Srishti Behl, CEO, Phantom Studios, and former director, international original film at Netflix India, said that the advent of streamers has ensured that content need not be produced for the masses or homogenized any more. “You don’t need everybody to see everything at the same time,” Behl said.

Abhimanyu Singh, CEO, Contiloe Pictures, said that the days of producing thousands of episodes for television in order to achieve economies of scale were diminishing. Singh said that Contiloe’s hit historical show “Taj: Divided by Blood,” produced for streamer ZEE5, was initially planned as 12 episodes five years ago, but was reduced to 10 due to shorter attention spans. “There’s change happening. And its rapid. Audiences have, I wouldn’t say changed, but evolved,” Singh said.

On the non-fiction side of things, Aradhana Bhola, managing director, Fremantle India, said that dating reality shows are going to be popular locally, citing the global success of Netflix’s “Too Hot to Handle,” produced by Fremantle’s Talkback, as an example.

Looking to the future, Neeraj Vyas, business head at Sony Max, said that currently there is a lot of sameness in television content and only a few producers have a commitment to differentiated content. Sony’s idea is to work with only those producers who believe in the cause of good content. “We cannot work with producers who see content as projects anymore,” Vyas said.

Sunder Aaron, whose Locomotive Global produced hit Netflix show “Rana Naidu,” the Indian adaptation of “Ray Donovan,” added: “When you see capital, again, flying around the world looking for emerging market opportunities, India is going to be where that money comes in. It may not be this year, but it’s definitely going to be next year or maybe 2025. We’re going to have a huge boom here.
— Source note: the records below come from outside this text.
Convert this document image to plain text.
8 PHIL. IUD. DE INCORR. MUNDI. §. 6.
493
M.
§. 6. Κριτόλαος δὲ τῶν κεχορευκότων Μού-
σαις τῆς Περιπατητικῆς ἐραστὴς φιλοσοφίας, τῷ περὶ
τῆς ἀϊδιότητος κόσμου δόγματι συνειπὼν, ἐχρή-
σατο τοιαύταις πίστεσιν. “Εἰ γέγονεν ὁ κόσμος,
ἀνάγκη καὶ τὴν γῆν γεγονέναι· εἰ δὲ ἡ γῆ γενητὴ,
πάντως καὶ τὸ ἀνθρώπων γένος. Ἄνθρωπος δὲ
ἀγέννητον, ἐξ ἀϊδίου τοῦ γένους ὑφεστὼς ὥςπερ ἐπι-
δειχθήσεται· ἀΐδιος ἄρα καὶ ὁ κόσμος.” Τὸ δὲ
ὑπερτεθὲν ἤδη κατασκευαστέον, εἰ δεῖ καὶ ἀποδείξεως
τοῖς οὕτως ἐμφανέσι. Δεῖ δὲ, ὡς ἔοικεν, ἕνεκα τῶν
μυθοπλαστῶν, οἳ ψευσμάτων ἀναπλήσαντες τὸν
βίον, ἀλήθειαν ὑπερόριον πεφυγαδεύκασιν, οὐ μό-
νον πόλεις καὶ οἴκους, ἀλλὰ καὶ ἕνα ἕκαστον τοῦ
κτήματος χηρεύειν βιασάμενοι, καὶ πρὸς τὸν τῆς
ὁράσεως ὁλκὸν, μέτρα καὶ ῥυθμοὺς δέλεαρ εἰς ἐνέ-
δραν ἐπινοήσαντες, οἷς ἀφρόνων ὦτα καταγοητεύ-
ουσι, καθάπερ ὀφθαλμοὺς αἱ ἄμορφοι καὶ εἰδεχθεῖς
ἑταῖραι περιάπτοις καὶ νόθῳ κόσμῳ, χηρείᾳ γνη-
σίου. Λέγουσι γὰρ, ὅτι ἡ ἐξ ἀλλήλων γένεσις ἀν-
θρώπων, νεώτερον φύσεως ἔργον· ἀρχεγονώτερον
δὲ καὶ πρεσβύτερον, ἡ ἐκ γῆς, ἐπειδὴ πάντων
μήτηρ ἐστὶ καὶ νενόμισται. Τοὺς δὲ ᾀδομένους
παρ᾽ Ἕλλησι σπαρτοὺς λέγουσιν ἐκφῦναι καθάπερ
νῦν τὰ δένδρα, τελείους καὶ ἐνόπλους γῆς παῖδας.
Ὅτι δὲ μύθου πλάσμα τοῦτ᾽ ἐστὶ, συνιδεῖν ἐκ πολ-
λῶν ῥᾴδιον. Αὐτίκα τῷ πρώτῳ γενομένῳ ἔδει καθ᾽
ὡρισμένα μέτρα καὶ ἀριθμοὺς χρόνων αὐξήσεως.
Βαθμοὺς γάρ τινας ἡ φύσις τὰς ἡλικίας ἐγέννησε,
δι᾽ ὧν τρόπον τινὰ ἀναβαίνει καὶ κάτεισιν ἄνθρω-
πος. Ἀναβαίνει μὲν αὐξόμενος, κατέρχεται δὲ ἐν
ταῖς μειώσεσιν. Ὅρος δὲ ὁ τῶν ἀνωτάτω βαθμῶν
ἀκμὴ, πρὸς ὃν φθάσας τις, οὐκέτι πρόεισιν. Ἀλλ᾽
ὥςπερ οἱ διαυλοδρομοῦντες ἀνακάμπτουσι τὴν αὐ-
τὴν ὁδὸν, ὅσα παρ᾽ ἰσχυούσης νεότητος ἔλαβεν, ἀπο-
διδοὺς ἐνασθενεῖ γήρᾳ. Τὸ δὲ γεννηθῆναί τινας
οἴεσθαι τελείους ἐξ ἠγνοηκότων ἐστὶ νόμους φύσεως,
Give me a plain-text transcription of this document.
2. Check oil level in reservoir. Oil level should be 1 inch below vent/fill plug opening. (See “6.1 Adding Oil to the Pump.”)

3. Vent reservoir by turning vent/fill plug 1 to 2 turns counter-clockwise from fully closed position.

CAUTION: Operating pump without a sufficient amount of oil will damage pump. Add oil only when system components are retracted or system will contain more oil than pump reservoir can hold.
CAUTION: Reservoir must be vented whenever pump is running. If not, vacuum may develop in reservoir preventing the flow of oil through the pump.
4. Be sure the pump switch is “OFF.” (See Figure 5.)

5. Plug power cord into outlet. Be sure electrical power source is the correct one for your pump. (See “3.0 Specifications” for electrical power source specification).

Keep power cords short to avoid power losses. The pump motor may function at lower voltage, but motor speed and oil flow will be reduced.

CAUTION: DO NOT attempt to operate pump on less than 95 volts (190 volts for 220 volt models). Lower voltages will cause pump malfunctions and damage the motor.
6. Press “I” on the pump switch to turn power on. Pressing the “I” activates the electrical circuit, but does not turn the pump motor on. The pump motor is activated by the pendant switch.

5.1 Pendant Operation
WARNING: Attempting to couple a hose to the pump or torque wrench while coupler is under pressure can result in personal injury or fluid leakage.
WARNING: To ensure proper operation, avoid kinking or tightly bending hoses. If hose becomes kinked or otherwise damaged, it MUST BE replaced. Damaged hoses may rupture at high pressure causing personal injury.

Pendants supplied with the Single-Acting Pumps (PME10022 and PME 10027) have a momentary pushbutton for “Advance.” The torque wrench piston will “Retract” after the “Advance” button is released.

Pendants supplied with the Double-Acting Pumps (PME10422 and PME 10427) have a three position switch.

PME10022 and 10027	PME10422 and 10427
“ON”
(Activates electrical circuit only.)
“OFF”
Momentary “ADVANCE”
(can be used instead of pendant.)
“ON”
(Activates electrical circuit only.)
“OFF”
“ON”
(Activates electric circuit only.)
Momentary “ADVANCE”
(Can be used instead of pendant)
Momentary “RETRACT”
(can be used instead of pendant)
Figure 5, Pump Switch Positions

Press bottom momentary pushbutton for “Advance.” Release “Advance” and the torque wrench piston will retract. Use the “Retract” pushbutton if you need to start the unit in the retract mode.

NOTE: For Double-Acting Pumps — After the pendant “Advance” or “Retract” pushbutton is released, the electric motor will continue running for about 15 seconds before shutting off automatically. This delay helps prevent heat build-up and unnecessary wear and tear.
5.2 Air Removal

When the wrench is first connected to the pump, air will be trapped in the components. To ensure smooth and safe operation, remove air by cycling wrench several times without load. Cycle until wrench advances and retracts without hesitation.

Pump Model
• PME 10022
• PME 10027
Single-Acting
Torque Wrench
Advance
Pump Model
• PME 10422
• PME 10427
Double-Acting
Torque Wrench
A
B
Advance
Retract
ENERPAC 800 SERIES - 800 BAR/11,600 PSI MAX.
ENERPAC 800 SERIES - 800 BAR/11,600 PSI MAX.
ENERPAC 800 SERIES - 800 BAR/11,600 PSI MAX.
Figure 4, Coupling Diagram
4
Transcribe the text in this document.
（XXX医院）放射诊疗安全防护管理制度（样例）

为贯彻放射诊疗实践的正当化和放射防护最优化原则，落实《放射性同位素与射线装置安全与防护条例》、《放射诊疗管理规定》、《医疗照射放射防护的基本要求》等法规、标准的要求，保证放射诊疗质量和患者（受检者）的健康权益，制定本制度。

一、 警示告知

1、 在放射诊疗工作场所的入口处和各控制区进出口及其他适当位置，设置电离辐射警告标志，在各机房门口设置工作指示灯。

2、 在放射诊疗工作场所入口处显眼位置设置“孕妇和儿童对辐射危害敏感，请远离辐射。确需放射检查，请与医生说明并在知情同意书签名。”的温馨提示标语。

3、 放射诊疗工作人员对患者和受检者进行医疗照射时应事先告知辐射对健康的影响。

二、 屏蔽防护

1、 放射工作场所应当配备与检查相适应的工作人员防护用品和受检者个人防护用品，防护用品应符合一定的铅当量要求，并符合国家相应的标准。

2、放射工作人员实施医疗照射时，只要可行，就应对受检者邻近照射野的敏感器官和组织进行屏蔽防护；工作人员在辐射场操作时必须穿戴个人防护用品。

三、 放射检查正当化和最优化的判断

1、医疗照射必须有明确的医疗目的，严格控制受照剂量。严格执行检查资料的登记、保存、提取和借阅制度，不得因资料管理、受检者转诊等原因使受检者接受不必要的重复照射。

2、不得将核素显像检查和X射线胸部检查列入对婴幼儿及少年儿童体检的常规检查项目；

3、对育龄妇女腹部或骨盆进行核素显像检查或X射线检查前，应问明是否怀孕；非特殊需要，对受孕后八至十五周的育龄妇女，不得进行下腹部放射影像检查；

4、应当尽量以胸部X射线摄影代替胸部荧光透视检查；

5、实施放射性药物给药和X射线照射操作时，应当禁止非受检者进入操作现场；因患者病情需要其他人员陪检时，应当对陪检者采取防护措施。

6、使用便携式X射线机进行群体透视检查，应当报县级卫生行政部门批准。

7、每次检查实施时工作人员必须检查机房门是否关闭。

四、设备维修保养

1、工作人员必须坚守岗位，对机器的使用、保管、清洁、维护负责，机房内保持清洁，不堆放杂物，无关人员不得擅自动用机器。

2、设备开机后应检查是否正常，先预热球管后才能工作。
And we have to be ready to take advantage of that.”

At a subsequent panel specifically addressing the future of content, Ajit Andhare, COO, Viacom18 Motion Pictures, said that India has gone from being a market with a content deficit to one with a surplus. The biggest challenge for the consumer is that of finding enough viewing time.

“For the first time in India, our content is not competing with content, it is competing with other physiological needs,” Andhare said. “There is clearly a new equilibrium that we need to find. And we have a huge, huge surplus and we don’t have the time to cope with it.”

Ajit Thakur, CEO of streamer Aha, said that the 15-year-olds of today are what made him nervous. They are not interested in 10-hour series or two and a half hour films, but in gaming, he said. “When that 15-year-old kid becomes 25, the kind of content they will consume will be very different,” Thakur said. “If we get more diverse, and if we make it in the right price, I think the demand for content is not going anywhere.”

Shariq Patel, chief business officer, Zee Studios, concurred on the need for an affordable price point and added that the content world currently was a jungle rather than a garden and the trick is to plant a banyan tree that would live for a long time and provide shade.

Aashish Singh, formerly with Yash Raj Films and Netflix and currently producer, Lyca Productions (“Ponniyin Selvan: 1”), and “Bajrangi Bhaijaan” producer Amar Butala both stressed the need to bring back heroism into mainstream Bollywood.

“We have a lot of stories to tell, don’t ape the West,” Singh said. “Play with your characters, play with your culture… the world is out there wanting to watch.”